Donald Trump aide Harmeet Dhillon, the Indian-origin assistant attorney general for civil rights at the US Department of Justice, reacted to a viral post on an apparent H-1B scam and outrightly rejected it as “illegal”. The post claimed that some tech positions are only being advertised in local newspapers so that no one can see them, and they can hire H-1Bs. “A reader from Connecticut shares job listings for tech positions from local newspapers that they intend to fill with Indian H-1Bs,” the post said. “None of these jobs can be applied for online. If you want to become a Senior Data Analyst for Black and Decker, you have to pick up a copy of the Sunday paper. This is intentional. These companies advertise jobs only in the paper—which nobody under the age of 75 reads—solely because they’re legally required to post the job SOMEWHERE before they can hire H-1Bs. Since nobody applies—because nobody reads the paper—they can then go to the government and be like, “We couldn’t find any Americans for the job! Pretty please give us Indians [which we’ll pay pennies to and make them work 18-hour days]!””We need new federal regulations to stop this. It’s a clear fraud being perpetuated on the American people,” the viral post said. “This is not to hire an H1B. They’ve already hired him. He’s been working there for years. This is to start his application for a green card,” one comment said.
‘It is in fact legal’
“It is in fact legal. The Department of Labor mandates PERM roles to be posted in Sunday newspapers.
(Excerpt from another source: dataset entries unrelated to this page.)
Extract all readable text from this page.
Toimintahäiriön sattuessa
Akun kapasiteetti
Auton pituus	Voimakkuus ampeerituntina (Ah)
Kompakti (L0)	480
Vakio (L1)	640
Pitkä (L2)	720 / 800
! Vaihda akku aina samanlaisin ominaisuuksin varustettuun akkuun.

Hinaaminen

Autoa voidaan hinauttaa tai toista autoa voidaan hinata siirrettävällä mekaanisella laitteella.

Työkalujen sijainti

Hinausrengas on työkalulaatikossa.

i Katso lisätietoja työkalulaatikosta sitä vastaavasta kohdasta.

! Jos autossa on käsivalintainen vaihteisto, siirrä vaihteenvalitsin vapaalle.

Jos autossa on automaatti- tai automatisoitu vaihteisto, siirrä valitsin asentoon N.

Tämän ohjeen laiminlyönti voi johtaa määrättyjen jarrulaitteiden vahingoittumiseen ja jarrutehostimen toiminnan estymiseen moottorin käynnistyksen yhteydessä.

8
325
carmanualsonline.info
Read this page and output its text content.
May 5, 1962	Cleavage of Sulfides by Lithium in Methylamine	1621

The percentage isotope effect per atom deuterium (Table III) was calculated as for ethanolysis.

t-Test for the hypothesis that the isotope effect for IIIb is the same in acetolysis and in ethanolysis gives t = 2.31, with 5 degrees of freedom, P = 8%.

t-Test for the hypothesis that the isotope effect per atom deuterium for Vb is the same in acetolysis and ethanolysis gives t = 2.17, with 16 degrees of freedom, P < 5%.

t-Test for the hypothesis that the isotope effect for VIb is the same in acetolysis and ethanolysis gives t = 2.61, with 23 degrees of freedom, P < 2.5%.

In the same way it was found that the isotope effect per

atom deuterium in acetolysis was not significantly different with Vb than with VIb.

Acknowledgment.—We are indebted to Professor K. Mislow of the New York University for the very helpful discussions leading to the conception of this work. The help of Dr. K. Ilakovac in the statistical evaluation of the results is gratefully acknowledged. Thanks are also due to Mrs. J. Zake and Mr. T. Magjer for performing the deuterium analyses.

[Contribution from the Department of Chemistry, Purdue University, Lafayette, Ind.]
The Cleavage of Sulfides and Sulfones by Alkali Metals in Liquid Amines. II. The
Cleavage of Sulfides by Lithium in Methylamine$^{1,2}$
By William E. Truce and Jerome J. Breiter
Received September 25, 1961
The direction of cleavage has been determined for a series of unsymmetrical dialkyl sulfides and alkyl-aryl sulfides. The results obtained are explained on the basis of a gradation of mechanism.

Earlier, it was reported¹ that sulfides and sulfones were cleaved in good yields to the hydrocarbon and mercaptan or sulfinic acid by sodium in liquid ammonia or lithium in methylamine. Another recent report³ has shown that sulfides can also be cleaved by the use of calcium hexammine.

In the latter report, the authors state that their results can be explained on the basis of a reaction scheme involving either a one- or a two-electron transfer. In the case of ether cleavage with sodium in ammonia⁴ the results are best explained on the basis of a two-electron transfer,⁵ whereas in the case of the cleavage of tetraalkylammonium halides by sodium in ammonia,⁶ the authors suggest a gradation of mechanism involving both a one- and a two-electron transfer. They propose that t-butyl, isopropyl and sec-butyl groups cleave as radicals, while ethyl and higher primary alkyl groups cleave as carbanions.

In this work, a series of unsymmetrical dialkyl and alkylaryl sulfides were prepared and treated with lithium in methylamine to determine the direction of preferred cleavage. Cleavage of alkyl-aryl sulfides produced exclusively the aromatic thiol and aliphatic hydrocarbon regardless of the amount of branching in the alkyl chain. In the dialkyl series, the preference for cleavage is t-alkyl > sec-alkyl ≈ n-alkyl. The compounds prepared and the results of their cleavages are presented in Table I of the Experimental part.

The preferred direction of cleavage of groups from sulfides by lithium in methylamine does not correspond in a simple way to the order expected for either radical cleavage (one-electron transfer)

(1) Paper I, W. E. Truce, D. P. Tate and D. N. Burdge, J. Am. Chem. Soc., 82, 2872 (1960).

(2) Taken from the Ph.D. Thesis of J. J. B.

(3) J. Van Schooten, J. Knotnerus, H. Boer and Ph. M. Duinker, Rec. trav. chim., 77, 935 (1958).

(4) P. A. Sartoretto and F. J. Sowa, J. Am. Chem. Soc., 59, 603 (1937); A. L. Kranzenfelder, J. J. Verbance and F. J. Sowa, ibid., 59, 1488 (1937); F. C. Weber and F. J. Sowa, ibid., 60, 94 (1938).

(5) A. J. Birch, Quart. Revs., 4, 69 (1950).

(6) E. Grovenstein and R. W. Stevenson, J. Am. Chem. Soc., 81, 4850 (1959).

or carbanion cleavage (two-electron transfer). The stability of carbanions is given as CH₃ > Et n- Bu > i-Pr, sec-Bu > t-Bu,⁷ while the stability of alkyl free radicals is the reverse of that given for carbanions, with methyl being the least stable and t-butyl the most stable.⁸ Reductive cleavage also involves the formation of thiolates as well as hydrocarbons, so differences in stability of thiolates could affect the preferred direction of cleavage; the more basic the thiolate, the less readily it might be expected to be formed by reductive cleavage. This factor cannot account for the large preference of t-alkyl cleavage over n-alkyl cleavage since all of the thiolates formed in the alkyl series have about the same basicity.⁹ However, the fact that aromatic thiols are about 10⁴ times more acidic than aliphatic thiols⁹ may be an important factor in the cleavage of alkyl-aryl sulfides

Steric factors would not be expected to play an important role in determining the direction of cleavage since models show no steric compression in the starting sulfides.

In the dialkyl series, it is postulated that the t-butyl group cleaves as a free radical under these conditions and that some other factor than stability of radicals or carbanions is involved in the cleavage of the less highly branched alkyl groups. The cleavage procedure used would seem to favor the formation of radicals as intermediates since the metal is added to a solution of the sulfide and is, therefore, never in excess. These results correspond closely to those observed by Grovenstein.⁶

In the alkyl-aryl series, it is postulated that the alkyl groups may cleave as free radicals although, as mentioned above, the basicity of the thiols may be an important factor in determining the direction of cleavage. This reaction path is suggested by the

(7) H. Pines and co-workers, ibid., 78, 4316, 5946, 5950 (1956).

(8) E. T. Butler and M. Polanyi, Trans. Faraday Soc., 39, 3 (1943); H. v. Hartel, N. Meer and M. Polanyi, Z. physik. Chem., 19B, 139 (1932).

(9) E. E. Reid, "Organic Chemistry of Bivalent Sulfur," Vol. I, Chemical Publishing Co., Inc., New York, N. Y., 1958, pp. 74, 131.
These positions also have to be posted to the careers page of the company,” one wrote. “Is it DOJ’s official position that the DOL’s regulations that MANDATE two Sunday newspaper ads as part of the PERM process is illegal? Companies need to ensure good faith recruitment that complies with the regulations, but newspaper ads are mandatory for PERM under DOL regs,” Houston-based immigration attorney Steve Brown posted, reacting to Dhillon’s post.